BREAKING DOWN 'Total Insurable Value'

Determining the total insurable value involves conducting a full inventory of a building and its contents. This inventory may be organized using worksheets provided by the insurer, though businesses may also use detailed purchase and sale records used for tax purposes. For the insured, the critical aspect is to include all inventory and other items that are critical to business operations. If property, equipment, or inventory is excluded when determining the total insurable value, the insured may find the underestimation costly if a fire or flood occurs.

For policies that cover loss of income, insurers estimate the amount of income generated by the insured property and use this as a baseline when determining how much income would be lost while any damaged property is replaced. The amount of time it takes to replace damaged property can vary according to the type of business, but a 12-month window is typically used as a start off point.

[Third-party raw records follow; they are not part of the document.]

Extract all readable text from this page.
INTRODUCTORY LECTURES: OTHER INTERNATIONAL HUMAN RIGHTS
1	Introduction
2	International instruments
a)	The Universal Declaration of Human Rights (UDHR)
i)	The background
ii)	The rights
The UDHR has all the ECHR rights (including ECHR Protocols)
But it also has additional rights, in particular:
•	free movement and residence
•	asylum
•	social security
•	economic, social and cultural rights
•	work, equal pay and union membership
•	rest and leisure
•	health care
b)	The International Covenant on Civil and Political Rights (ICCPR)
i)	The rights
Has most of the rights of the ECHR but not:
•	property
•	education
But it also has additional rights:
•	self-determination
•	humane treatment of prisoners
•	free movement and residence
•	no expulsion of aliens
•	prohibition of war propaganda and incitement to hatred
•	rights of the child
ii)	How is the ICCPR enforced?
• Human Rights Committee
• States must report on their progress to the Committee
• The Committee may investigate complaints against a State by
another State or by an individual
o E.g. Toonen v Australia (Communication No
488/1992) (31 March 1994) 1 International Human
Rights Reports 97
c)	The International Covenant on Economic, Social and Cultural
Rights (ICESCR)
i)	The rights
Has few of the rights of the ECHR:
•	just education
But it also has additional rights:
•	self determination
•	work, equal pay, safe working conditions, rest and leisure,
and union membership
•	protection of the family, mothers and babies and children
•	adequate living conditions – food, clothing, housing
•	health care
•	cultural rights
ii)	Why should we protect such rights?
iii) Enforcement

The total insurable value is ultimately used to determine the maximum policy coverage limit. The higher the total insurable value, the higher the premium that the insured will have to pay for coverage. For example, a business with a total insurable value of $2 million and a rate of $0.3 per $100 of total insurable value will have to pay an annual premium of $6,000 ($2 million / $100 x $0.3). Businesses may choose to go with an amount of coverage below the total insurable value.

It is important to differentiate between replacement cost and insurable value, as the former is the cost of replacing damaged items with items of the same value and type. Insurable value differs in that it sets a limit as to how much the insurer will pay for an item, with the ultimate cost of item repair or replacement potentially exceeding the insurable value.

Most policies require the insured to pay a deductible before the insurer is required to cover any losses. Higher deductibles typically result in lower premiums, since the insurer will be responsible for losses after a higher cutoff. The insured may also be responsible for co-insurance.